Inequality lies at the heart of the educational quagmire. Unsurprisingly, the richest 20 percent receive a higher share of educational spending than the poorest 20 percent. Nicaragua spends a glaring one-third of its education budget on the rich. Commendably, Colombia and Costa Rica invest more than 20 percent of their education funds on the neediest.

The spending ratio of higher-to-primary education is equally telling of entrenched inequities. Mexico and Cuba expend two pesos on universities for every peso on primary schools. Nicaragua and Brazil are the worst at seven and five, respectively.

Caring for the least fortunate in any society is a moral imperative.

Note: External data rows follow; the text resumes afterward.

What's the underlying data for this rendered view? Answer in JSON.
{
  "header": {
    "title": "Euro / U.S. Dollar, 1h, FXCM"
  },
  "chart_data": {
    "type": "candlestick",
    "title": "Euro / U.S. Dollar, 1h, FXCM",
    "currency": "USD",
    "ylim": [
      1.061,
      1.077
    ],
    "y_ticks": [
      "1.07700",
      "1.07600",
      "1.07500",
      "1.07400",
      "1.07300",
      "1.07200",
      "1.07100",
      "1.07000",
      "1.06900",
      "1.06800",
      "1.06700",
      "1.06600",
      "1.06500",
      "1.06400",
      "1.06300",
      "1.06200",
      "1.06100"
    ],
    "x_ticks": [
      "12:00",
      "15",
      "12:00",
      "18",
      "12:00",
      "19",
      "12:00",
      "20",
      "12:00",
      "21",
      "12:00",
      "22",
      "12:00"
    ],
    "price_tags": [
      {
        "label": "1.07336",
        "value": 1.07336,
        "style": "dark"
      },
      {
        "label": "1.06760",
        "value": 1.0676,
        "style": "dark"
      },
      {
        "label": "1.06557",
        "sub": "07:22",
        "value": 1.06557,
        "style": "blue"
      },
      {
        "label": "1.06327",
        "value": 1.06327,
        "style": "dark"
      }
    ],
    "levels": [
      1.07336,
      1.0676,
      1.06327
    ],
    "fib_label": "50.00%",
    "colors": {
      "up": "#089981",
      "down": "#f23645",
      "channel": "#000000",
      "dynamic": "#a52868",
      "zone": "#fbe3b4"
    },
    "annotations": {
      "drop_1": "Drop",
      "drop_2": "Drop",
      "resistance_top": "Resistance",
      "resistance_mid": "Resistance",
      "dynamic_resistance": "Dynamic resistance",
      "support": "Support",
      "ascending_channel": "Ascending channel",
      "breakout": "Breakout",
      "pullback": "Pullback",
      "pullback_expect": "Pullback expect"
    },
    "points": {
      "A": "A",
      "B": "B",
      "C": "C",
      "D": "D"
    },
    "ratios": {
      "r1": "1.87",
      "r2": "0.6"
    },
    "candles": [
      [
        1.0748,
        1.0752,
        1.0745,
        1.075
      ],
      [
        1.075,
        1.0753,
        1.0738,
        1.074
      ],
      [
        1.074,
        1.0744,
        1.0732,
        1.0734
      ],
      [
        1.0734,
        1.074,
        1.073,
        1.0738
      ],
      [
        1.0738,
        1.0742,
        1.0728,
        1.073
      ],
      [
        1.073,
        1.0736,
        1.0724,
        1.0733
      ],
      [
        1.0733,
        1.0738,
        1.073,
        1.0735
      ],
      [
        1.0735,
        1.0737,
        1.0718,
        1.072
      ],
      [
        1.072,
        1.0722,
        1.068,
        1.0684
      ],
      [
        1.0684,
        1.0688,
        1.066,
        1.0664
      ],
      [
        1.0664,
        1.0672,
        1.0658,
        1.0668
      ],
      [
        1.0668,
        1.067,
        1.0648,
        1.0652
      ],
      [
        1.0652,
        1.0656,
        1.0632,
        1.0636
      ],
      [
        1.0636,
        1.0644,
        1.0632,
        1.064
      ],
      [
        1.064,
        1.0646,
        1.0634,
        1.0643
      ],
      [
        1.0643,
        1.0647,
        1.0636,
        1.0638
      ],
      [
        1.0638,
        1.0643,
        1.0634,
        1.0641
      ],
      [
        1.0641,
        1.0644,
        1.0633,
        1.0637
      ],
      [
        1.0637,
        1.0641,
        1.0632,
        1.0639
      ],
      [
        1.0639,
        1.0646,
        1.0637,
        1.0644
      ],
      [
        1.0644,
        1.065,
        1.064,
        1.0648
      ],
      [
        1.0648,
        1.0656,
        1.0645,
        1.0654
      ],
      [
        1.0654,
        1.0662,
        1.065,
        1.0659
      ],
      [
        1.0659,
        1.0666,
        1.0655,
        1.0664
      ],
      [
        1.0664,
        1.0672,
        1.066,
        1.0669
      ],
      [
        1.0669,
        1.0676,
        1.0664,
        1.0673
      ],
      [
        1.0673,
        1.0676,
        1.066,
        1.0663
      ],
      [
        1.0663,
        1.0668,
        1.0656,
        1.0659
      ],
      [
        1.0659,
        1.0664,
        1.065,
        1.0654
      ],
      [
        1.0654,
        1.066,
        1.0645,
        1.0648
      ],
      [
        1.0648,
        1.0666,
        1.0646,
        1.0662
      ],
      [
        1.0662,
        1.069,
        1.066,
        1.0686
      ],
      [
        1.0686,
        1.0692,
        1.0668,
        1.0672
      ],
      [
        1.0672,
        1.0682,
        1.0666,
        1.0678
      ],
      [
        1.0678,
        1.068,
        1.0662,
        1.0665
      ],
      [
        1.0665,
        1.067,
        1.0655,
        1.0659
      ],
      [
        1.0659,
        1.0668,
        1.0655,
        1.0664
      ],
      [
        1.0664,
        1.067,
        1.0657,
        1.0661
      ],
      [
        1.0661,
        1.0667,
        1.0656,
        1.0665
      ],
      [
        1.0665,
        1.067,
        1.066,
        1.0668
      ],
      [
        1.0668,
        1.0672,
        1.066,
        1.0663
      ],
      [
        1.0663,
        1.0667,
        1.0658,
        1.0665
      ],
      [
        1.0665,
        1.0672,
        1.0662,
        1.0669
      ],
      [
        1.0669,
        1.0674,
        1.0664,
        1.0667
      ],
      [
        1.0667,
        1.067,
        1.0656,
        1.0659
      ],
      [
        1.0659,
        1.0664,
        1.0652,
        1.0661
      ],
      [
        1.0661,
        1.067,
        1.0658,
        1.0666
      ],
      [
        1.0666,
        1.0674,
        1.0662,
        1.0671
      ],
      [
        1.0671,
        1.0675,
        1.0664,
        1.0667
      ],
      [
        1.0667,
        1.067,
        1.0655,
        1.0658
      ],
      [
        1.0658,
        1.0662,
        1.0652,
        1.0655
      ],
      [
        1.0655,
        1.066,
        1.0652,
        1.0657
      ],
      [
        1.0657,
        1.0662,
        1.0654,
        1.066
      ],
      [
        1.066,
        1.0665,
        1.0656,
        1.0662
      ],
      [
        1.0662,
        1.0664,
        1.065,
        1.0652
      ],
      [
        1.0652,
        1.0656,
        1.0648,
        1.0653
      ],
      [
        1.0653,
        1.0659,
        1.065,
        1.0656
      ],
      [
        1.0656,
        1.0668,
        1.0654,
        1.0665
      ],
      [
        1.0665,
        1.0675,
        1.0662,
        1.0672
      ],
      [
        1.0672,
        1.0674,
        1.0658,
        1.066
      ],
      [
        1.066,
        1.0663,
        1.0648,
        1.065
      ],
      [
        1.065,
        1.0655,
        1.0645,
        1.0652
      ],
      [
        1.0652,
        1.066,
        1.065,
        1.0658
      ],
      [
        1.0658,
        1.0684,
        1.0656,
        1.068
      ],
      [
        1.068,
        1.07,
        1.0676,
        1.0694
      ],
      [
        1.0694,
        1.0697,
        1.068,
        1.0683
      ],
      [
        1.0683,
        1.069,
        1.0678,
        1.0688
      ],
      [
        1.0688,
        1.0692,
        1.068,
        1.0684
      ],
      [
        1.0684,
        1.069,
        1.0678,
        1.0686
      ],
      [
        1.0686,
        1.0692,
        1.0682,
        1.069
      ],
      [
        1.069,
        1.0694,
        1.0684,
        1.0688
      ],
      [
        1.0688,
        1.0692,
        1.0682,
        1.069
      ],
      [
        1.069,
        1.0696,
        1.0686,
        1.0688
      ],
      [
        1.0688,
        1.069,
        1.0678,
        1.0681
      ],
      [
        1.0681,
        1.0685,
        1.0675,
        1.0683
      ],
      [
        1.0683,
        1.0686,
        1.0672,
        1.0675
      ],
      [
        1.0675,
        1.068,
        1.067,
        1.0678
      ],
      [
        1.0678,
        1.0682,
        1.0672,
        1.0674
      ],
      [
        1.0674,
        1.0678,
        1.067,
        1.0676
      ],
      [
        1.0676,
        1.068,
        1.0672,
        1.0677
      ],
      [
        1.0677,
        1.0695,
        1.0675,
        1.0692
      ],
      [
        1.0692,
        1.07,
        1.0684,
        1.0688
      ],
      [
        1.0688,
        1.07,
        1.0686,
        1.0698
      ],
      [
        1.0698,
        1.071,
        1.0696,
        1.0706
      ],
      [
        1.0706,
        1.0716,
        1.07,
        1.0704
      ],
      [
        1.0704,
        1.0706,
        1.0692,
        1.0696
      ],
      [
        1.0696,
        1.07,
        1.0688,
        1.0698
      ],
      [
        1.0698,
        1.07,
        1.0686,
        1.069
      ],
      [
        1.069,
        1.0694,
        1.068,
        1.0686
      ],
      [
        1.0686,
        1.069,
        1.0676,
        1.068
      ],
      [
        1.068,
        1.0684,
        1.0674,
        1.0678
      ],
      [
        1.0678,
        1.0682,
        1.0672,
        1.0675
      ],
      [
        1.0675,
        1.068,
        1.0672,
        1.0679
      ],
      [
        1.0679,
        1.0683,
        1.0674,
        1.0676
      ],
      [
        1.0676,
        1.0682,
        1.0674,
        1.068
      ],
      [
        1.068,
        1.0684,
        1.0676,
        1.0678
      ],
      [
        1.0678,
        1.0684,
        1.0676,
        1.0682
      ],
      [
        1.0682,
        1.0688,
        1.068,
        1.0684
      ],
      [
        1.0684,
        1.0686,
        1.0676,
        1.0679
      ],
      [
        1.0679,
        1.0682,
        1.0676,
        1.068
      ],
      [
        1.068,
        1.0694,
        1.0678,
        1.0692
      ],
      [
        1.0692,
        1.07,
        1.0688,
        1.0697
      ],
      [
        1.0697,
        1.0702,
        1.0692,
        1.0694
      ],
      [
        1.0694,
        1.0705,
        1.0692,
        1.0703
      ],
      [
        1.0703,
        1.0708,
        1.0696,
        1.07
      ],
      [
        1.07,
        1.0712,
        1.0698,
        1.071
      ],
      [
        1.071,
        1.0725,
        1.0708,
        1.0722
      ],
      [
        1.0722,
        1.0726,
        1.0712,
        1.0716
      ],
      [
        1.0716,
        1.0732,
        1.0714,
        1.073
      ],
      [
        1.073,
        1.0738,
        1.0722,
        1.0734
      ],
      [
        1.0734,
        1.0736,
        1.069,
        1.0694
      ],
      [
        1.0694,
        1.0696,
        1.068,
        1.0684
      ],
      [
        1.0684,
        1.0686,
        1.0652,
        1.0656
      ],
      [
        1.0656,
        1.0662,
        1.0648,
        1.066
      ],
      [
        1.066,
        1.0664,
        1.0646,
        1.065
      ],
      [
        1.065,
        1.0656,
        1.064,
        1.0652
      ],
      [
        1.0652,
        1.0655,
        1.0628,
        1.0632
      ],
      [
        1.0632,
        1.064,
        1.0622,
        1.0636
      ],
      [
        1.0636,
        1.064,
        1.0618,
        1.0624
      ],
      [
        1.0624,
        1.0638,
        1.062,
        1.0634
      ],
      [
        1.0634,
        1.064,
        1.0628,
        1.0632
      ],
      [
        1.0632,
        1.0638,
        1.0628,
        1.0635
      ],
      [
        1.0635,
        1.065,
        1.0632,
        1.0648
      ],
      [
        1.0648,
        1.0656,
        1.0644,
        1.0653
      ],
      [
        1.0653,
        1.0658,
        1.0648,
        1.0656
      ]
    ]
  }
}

Yet morality need not enter the equation. Children do suffer terribly when we adults shirk our responsibilities. But Latin America's shortfall -- and ours here in the United States with our own children -- compromises a future in common. That so many Latin American children fall through the cracks is another symptom of a region that is failing to keep up in the world.

Latin America can surely do better, much better, as can we all in the spirit of the season.

Marifeli Perez-Stable is vice president for democratic governance at the Inter-American Dialogue in Washington, D.C.